PlainRetire reorganizes the Form 5500 universe so a participant, employer, or analyst can ask everyday questions of the dataset without reading thousands of pages of agency documentation. Browsing by state surfaces concentration patterns: where pension assets sit, which states host the largest 401(k) sponsors, where retirement coverage trails the national average. Browsing by industry reveals the structural difference between sectors that historically relied on defined-benefit pensions and sectors that adopted defined-contribution plans early. Browsing by plan size highlights both the largest sponsors, typically Fortune 500 employers and multi-employer Taft–Hartley funds, and the long tail of small plans that collectively cover millions of workers.

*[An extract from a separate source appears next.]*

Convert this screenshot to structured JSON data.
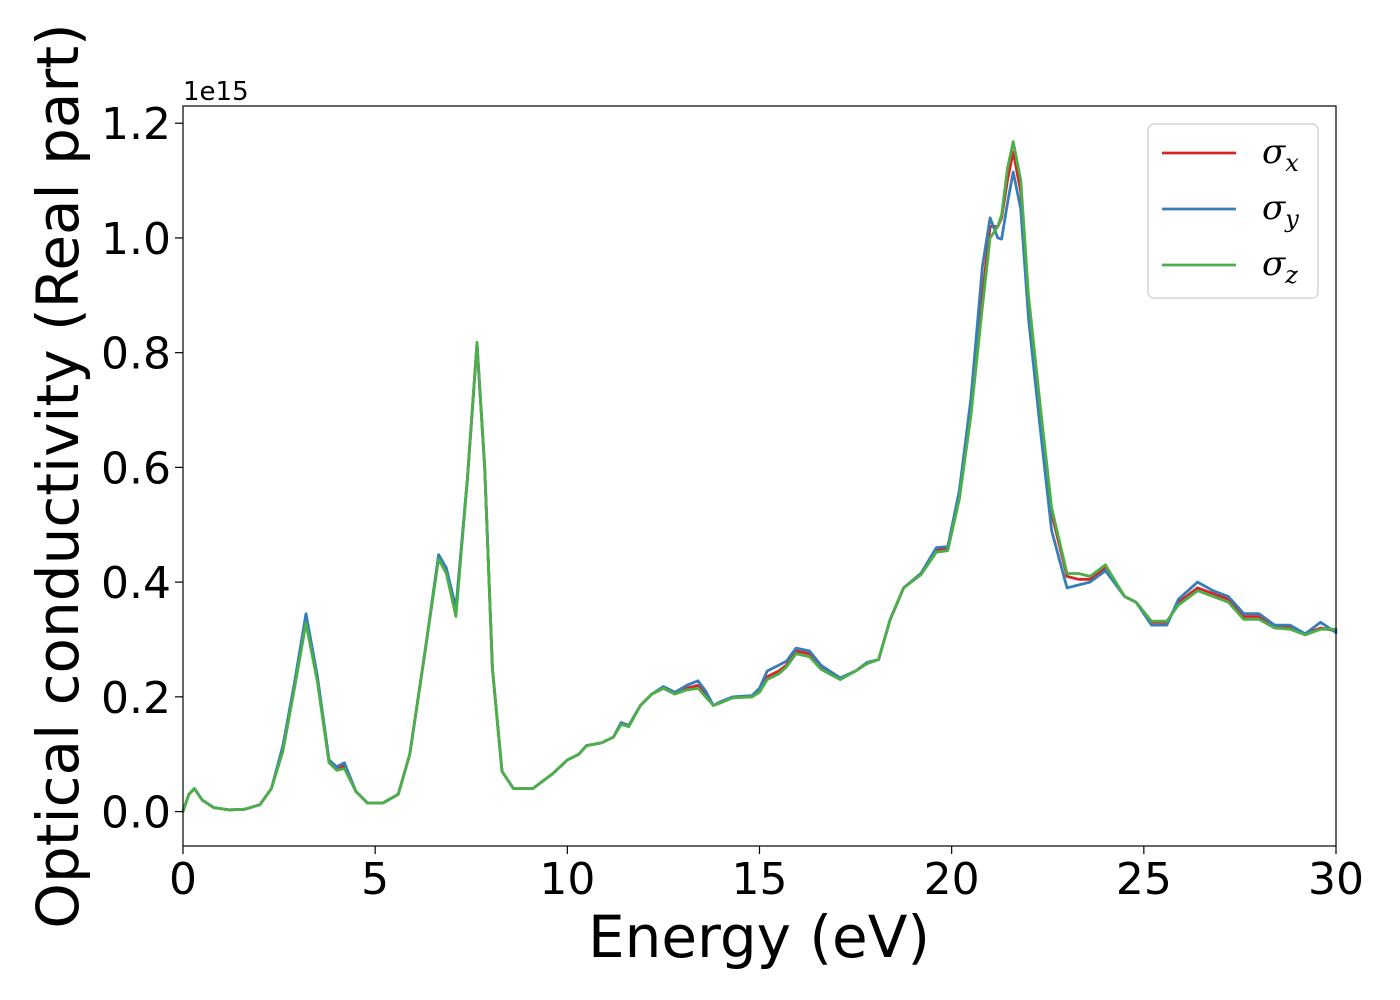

What This Hub Page Aggregates

Each hub page on PlainRetire is a navigable index into the underlying database. The page shows summary counts, the most recent Form 5500 vintage, and direct links to individual plan detail pages. Detail pages carry the canonical filings, schedules where applicable, and audit trail back to the DOL's EFAST2 disclosure portal. Where the underlying dataset supports it, hub pages also expose key aggregates: total participant counts, aggregate assets, plan-type breakdowns (401(k), pension, profit-sharing, ESOP), and changes over the most recent reporting period.

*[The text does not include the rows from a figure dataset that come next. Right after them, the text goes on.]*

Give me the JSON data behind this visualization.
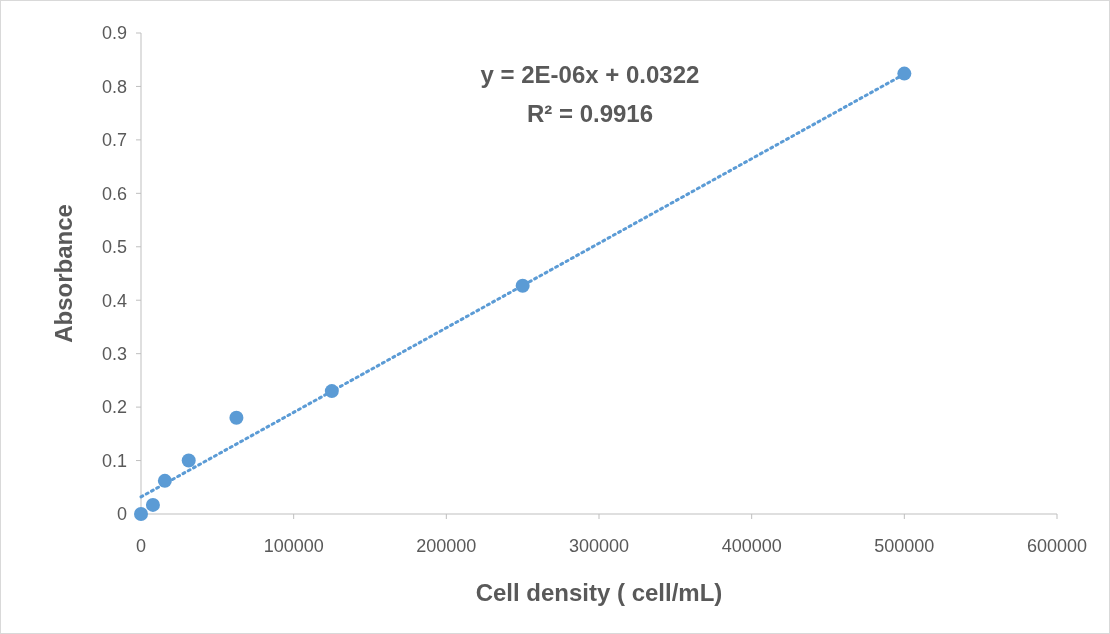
{
  "chart_data": {
    "type": "scatter",
    "xlabel": "Cell density ( cell/mL)",
    "ylabel": "Absorbance",
    "xlim": [
      0,
      600000
    ],
    "xticks": [
      0,
      100000,
      200000,
      300000,
      400000,
      500000,
      600000
    ],
    "ylim": [
      0,
      0.9
    ],
    "yticks": [
      0,
      0.1,
      0.2,
      0.3,
      0.4,
      0.5,
      0.6,
      0.7,
      0.8,
      0.9
    ],
    "grid": false,
    "marker": "circle",
    "series": [
      {
        "color": "#5b9bd5",
        "x": [
          0,
          7812.5,
          15625,
          31250,
          62500,
          125000,
          250000,
          500000
        ],
        "values": [
          0,
          0.017,
          0.062,
          0.1,
          0.18,
          0.23,
          0.427,
          0.824
        ]
      },
      {
        "type": "line",
        "color": "#5b9bd5",
        "line_style": "dotted",
        "marker": "none",
        "x": [
          0,
          500000
        ],
        "values": [
          0.032,
          0.823
        ]
      }
    ],
    "annotations": [
      "y = 2E-06x + 0.0322",
      "R² = 0.9916"
    ]
  }
}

Plan data is updated as DOL releases new annual Form 5500 datasets. Filings have a roughly seven-month lag from plan year end, so the most recent vintage typically reflects the previous full calendar year. This lag is inherent to the disclosure regime, plans are given time to gather audit reports and service-provider statements, and PlainRetire reflects the timing transparently rather than backfilling estimates.

Reading the Data With Appropriate Caveats

Aggregate numbers are useful for trend-spotting and structural comparison; they are less useful for decisions about a specific plan. The participant count for a state, for instance, includes both very large plans (which dominate the total) and very small plans (which influence median but not mean). When evaluating a specific employer's plan, drill into the plan detail page and consider plan-type, asset-mix, fee structure, and audit history, these details are flattened in any hub-level aggregate. Where regulatory updates change the categorization of a plan, PlainRetire preserves the historical filing alongside the most recent one so longitudinal analyses remain valid.

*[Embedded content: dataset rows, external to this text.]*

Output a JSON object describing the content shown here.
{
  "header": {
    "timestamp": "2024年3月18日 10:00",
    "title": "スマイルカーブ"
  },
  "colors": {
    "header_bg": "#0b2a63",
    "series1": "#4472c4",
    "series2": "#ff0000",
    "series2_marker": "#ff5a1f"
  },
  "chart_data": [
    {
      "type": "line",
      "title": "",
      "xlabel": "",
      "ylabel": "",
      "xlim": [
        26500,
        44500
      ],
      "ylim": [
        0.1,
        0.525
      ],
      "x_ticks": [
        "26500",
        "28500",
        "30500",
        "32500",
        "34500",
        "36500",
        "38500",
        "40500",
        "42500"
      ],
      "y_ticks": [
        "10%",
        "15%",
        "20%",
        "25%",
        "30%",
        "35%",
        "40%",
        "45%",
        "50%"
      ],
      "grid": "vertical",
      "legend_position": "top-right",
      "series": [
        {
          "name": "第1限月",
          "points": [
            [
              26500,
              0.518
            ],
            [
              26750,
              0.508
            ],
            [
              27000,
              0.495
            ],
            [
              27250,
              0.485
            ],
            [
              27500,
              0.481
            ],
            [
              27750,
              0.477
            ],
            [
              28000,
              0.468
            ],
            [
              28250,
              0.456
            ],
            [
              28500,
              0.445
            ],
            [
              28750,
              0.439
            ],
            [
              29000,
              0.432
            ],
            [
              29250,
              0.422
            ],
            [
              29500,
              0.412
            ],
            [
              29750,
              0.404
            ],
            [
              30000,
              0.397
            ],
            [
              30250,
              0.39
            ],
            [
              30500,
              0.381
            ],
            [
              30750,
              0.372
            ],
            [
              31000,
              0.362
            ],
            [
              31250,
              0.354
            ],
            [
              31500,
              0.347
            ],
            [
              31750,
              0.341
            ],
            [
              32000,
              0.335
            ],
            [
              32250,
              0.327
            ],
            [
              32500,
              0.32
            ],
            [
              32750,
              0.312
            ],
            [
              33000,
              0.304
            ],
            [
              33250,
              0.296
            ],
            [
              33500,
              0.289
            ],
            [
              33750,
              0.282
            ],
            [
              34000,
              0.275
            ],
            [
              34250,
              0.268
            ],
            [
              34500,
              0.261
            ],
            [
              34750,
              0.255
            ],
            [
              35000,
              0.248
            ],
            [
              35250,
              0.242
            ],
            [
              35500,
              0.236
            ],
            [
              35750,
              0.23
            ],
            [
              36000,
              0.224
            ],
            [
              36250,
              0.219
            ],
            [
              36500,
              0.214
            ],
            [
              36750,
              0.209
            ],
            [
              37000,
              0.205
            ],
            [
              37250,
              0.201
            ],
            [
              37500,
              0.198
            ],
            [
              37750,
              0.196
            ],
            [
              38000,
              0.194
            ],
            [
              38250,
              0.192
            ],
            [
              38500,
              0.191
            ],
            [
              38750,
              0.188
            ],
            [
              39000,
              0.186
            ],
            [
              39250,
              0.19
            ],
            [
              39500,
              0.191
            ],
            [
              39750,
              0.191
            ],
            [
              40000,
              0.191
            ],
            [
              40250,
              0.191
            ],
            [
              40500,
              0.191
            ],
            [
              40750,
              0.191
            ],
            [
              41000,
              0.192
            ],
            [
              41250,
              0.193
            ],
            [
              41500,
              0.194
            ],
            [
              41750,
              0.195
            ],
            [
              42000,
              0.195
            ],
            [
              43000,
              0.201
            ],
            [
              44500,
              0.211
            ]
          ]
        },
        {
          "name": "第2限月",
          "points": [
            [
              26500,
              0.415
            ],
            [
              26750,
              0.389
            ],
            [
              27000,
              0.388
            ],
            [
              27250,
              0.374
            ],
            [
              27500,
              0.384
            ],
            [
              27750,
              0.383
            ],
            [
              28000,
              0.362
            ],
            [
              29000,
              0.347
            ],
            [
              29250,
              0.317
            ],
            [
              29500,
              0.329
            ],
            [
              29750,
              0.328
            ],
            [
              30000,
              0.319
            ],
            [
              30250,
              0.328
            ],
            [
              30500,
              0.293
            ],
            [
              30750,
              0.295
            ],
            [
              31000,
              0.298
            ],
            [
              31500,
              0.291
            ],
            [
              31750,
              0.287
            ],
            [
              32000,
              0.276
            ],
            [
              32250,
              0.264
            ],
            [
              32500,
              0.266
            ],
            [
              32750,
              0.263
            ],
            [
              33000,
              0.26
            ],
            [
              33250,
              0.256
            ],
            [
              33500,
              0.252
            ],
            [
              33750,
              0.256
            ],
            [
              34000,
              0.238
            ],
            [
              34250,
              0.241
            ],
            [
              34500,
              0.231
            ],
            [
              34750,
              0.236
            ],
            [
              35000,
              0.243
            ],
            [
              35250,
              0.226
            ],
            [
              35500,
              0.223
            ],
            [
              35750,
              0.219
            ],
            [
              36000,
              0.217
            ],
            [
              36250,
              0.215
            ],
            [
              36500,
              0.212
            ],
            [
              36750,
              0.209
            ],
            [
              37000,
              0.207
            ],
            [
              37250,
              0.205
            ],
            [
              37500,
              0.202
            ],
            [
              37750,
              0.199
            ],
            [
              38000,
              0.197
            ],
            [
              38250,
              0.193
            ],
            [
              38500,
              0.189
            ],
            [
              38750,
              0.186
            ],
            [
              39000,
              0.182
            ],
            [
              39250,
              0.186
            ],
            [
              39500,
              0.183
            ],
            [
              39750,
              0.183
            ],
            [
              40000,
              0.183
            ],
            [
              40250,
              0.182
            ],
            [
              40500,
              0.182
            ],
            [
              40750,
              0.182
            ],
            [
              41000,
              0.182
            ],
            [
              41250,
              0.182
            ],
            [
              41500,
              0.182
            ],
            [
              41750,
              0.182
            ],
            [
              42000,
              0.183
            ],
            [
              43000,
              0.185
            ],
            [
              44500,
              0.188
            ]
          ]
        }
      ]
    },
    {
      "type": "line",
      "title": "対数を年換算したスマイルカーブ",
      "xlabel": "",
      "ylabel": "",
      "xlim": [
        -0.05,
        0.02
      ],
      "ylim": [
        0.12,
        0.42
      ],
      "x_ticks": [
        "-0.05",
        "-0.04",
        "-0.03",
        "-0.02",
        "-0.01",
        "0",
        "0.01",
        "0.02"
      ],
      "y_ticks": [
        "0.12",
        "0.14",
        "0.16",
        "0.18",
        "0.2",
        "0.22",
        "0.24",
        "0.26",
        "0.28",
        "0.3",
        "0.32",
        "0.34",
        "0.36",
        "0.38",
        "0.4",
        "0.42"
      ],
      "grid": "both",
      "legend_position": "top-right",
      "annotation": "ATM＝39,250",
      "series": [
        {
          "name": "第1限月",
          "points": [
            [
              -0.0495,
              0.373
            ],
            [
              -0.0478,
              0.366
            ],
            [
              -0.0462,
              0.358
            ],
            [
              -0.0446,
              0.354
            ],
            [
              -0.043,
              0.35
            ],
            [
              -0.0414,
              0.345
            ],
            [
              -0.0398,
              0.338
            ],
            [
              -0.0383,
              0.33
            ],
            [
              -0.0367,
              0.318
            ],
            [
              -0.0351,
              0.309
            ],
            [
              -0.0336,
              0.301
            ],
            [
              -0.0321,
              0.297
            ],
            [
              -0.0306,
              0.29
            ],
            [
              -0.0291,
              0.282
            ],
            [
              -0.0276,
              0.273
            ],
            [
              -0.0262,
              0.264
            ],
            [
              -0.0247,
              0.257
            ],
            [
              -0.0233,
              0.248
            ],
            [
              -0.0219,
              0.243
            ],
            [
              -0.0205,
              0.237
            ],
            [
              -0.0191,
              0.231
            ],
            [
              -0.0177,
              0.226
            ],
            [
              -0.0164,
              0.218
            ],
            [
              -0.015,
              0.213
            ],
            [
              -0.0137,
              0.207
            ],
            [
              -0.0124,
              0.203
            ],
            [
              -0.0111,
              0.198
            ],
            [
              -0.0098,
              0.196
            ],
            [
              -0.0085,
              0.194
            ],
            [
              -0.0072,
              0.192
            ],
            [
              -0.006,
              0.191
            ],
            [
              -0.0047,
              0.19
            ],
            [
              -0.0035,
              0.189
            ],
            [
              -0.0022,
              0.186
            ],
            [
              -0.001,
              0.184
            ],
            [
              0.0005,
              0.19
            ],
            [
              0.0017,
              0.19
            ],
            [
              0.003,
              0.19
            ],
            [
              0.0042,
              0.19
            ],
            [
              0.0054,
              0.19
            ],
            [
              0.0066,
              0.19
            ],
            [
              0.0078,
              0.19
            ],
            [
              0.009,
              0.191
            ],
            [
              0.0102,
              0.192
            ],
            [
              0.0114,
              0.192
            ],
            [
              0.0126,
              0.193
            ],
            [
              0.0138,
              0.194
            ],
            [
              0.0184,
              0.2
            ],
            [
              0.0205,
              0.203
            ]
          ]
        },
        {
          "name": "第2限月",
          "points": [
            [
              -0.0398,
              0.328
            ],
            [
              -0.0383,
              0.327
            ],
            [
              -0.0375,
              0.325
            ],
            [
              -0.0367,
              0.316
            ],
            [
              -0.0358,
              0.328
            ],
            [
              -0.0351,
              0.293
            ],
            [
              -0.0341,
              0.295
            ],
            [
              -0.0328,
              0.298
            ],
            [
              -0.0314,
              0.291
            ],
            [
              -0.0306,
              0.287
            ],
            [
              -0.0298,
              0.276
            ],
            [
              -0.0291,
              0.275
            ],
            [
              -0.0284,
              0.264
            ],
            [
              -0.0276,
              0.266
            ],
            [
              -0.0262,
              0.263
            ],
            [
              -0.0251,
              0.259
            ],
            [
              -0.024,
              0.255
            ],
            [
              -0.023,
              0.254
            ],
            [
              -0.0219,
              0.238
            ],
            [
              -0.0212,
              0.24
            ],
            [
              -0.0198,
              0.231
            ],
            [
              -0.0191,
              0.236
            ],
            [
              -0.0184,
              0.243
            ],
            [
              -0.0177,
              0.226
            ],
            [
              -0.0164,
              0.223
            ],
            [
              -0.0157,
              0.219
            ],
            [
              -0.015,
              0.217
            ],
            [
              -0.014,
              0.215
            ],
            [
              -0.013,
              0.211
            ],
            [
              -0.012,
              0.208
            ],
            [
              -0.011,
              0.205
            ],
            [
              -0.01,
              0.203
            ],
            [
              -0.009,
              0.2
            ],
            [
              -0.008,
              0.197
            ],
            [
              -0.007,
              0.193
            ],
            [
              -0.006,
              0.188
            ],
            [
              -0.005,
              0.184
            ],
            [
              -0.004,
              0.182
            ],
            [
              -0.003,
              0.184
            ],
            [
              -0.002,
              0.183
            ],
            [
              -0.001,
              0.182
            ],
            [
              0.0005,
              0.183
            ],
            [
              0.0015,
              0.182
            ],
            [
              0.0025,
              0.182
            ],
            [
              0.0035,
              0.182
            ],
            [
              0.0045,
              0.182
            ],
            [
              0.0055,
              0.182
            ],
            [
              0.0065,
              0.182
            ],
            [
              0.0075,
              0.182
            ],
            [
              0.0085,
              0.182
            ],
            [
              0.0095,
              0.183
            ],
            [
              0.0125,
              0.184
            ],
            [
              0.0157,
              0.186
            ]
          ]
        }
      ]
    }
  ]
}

Several variables shape what shows up in Form 5500 data and what it means in context. The first is the disclosure threshold: every plan with 100 or more participants files audited financials (Schedule H); plans with fewer than 100 participants file a simplified schedule (Schedule I) and are exempt from independent audit. That gap is consequential, the headline asset totals you see for small plans rely on plan-sponsor attestation rather than auditor confirmation, and the line items reported are coarser. The second variable is plan-type coding. A defined-contribution plan (401(k), 403(b), profit-sharing) reports very differently from a defined-benefit pension (which must additionally file Schedule SB with actuarial assumptions, funded ratio, and discount rate) and an employee stock ownership plan (Schedule E in pre-2009 filings, now folded into the main return). When you read a plan's filing, the schedules attached tell you what kind of plan you are looking at as much as the named plan type does.

The third variable is filing status. Plans can file as initial, amended, final (plan termination), or short-year. Amended filings are routine when audit reports arrive after the original due date; final filings mean the plan is winding down, often after a corporate merger or acquisition. When a sponsor's filing history shows a 2018 final filing followed by a 2019 initial filing under a different EIN, that is usually a successor plan, not a new plan, PlainRetire's plan detail pages link related filings where the connection is unambiguous. Finally, the EFAST2 system has experienced periodic data revisions where DOL re-codes plan types or applies retroactive corrections. PlainRetire reflects revisions at the next refresh cycle and notes the source vintage on every page.